What the "nines" actually mean
Availability is usually quoted in "nines": 99.9% is three nines, 99.99% is four, 99.999% is five. Each extra nine looks like a rounding error on paper, but it is really a factor-of-ten promise about how little time your service is allowed to be down. Three nines sounds almost perfect, yet it still leaves roughly 8 hours and 46 minutes of downtime a year, about 44 minutes a month. Four nines cuts that to under 53 minutes a year; five nines to just over 5 minutes. The calculator above turns whatever target you pick into those concrete numbers so the conversation stops being abstract.
The reason the jump between nines matters so much is that each one is roughly ten times harder, and more expensive, to hold. Going from 99.9% to 99.99% is not "a bit more testing"; it usually means redundant infrastructure across availability zones, automated failover measured in seconds rather than minutes, and enough instrumentation to detect a problem before a customer does. If you are weighing what that investment actually buys, our primer on what SRE is explains how reliability targets translate into engineering work, and the SRE engagement page shows how we run them in production.
Picking a target is therefore a cost-versus-reliability decision, not a vanity metric. The right number is the point where the revenue, contractual penalties or user trust you protect with the next nine exceeds what it costs to hold that nine. For most B2B SaaS, that lands at 99.9% or 99.95% for the core product, with tighter targets reserved for the handful of endpoints where downtime is genuinely expensive. We walk through that reasoning specifically for subscription products in SRE for SaaS, and you can pair this tool with the cloud waste calculator to weigh reliability against the spend side of the same tradeoff.
Turn the SLA into an error budget
Once you have a target, the allowed downtime is far more useful as a budget than as a threshold. If your SLO is 99.9%, you have about 43 minutes of unavailability to spend each month. That is your error budget: every incident, bad deploy, failed migration or flaky dependency draws it down, and when it is gone you have, by definition, missed your target for the month.

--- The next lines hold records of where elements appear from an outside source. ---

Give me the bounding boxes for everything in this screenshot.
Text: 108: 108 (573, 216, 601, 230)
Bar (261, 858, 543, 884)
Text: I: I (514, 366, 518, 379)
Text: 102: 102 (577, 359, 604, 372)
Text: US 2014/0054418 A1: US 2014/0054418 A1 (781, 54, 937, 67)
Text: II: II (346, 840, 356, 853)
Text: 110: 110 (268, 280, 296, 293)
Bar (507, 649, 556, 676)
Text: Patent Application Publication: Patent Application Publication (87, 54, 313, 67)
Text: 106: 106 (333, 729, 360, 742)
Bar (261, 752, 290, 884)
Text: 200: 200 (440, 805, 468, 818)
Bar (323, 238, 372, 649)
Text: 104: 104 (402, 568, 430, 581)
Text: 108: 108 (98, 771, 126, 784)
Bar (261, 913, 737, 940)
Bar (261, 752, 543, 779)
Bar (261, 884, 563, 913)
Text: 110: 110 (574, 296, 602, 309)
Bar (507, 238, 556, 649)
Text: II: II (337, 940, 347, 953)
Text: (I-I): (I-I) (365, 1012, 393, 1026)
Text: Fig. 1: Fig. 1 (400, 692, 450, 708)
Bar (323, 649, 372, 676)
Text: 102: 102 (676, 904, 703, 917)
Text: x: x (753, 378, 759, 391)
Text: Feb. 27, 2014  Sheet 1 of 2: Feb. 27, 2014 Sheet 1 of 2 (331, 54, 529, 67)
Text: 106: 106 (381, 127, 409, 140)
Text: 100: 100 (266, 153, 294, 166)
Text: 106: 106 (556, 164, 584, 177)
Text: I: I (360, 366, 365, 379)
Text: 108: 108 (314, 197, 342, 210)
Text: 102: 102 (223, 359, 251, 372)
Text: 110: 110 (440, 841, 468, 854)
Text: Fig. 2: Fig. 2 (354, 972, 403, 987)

Framing reliability this way changes how teams behave. When the budget is healthy, you can ship aggressively, run risky migrations and take on experiments, because you have room to absorb the occasional failure. When the budget is nearly spent, the same policy tells you to freeze risky changes and put engineering time into resilience instead. The SLA stops being a pass/fail line that only matters after an outage and becomes a resource the team manages week to week. Observability is what makes the budget measurable in the first place; if you are still standing that up, what is observability covers the signals you need to see the budget draining in real time.
Error budgets also protect people, not just uptime. Chasing an unrealistic target, or treating every alert as a budget-threatening emergency, is a fast route to burnout and pager noise. We wrote about how that plays out, and how to avoid it, in the alert fatigue trap. And if you add a revenue-per-hour figure to the calculator, you can see the budget in money: the annual cost of the downtime your target permits, which is often the single number that gets a reliability investment approved.